Laut Informationen des Bayerischen Rundfunks haben sich zwei Erwachsene und zwei Kinder in dem Gebäude aufgehalten. Mit zwei Verschütteten sollen die Rettungskräfte zwischenzeitlich Kontakt aufgenommen haben. Am späten Abend bargen die Helfer eine Person tot aus den Trümmern. Dabei soll es sich um den 45-Jährigen Familienvater handeln. Weiterhin vermisst werden die Mutter und die beiden 16 und 18 Jahre alten Söhne.

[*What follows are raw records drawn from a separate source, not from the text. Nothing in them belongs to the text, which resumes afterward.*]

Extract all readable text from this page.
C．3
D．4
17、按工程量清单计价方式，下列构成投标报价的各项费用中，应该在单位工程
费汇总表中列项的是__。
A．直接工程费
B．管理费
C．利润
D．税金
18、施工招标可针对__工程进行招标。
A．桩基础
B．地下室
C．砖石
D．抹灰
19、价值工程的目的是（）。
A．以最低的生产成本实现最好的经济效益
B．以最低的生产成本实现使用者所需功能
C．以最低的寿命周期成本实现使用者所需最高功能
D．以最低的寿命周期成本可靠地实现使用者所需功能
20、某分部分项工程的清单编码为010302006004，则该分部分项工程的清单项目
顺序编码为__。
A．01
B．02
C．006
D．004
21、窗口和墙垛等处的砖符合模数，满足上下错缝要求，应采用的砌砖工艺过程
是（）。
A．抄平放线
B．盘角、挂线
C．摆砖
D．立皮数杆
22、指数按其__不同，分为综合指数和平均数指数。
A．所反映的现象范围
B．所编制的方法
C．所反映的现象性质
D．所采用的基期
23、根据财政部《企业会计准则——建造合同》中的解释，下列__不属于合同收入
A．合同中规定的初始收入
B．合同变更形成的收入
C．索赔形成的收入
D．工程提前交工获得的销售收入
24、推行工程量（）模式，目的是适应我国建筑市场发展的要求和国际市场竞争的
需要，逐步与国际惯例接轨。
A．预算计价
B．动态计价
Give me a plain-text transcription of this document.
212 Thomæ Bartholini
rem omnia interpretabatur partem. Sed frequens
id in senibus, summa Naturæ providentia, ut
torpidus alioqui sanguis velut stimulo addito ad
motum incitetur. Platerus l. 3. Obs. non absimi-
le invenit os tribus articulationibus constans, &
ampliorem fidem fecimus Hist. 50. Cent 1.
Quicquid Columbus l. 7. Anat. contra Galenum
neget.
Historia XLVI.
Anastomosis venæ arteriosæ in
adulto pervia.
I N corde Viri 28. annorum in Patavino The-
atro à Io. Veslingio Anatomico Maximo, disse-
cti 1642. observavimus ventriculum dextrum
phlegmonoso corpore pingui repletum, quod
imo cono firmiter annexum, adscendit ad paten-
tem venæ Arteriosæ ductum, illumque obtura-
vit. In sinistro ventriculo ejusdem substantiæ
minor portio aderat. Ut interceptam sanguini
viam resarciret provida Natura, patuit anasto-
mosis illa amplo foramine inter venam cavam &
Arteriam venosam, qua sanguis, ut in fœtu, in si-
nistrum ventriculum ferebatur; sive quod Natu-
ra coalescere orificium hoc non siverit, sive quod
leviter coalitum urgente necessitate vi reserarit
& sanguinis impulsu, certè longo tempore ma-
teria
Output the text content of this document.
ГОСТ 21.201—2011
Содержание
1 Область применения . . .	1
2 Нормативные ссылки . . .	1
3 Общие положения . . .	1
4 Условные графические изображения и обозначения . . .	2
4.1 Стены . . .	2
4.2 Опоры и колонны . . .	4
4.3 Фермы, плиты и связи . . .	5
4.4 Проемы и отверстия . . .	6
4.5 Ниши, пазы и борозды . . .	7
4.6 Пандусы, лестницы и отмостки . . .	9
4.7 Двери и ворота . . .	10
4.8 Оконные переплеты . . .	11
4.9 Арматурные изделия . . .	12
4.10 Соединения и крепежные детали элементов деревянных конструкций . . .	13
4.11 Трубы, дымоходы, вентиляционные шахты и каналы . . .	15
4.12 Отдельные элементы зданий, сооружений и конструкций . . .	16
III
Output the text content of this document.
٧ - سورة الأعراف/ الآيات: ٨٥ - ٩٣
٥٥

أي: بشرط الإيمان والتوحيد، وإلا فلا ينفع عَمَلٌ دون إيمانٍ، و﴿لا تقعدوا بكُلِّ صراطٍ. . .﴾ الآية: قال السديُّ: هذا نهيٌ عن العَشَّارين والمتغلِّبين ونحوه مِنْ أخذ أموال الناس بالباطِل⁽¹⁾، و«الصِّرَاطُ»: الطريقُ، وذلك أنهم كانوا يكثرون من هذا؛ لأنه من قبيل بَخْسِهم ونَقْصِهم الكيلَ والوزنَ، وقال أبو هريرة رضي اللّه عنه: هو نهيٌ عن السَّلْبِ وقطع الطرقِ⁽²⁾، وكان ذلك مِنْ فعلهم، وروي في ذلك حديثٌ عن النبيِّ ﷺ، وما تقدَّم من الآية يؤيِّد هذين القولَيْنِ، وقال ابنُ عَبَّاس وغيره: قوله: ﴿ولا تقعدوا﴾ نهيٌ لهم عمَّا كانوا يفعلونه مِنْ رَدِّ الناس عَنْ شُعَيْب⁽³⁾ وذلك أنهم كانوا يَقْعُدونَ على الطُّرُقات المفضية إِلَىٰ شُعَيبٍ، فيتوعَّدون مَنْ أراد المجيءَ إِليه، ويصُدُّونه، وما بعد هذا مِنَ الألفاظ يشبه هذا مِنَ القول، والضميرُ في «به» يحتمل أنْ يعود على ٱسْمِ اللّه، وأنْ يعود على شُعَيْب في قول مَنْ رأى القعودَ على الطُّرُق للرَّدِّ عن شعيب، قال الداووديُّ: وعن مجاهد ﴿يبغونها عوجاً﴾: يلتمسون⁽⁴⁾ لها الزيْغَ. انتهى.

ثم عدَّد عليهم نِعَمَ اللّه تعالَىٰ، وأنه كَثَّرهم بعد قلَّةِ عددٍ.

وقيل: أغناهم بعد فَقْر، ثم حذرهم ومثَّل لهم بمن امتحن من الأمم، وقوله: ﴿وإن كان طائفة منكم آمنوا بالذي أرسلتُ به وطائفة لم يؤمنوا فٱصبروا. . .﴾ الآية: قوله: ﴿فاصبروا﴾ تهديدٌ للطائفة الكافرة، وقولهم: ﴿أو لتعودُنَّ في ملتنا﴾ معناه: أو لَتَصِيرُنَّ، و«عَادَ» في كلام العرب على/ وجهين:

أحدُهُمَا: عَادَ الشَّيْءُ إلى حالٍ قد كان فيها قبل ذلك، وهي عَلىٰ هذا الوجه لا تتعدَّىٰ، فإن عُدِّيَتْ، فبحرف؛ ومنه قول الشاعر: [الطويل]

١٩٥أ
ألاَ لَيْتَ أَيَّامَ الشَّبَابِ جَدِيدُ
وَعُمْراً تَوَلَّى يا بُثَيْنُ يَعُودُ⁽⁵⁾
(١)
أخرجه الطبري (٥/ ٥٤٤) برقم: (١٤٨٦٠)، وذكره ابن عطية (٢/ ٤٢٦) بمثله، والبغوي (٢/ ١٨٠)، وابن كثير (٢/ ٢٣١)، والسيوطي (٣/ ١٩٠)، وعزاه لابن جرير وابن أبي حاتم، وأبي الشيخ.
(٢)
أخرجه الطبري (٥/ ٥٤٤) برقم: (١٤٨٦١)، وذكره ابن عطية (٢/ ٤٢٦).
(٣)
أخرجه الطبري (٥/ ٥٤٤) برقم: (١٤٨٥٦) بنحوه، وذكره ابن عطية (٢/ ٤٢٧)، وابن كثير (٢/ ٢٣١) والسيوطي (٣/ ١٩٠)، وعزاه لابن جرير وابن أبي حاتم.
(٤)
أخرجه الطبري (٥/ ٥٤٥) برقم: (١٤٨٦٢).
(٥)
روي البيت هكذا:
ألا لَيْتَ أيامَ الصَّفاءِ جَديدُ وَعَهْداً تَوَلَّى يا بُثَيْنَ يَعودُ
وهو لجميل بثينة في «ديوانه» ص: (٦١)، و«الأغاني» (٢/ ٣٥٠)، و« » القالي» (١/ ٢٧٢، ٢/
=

Die Rettungsmaßnahmen gestalteten sich laut Polizei äußerst schwierig: "Wir können kein schweres Räumgerät einsetzen und müssen uns buchstäblich mit den bloßen Händen vorarbeiten", erklärte der Sprecher vor Ort. Er sprach von einem "etwa busgroßen Felsbrocken", der aus einer rund 15 Meter hohen, steilen Felswand gestürzt sei und das Haus in einen riesigen Schutthaufen verwandelt habe.
Geologen sind bereits vor Ort, offenbar besteht die Gefahr weiterer Steinschläge. Sicherheitshalber wurden auch die umliegenden Gebäude evakuiert, die Bewohner in Zelten untergebracht.
Ein Großaufgebot an Rettungskräften von Polizei, Feuerwehr, Technischem Hilfswerk und Rotem Kreuz ist mit insgesamt 220 Mann im Einsatz, um die Vermissten zu bergen, wie die Polizei in Traunreut weiter mitteilte. Auch eine Rettungshundestaffel wird eingesetzt.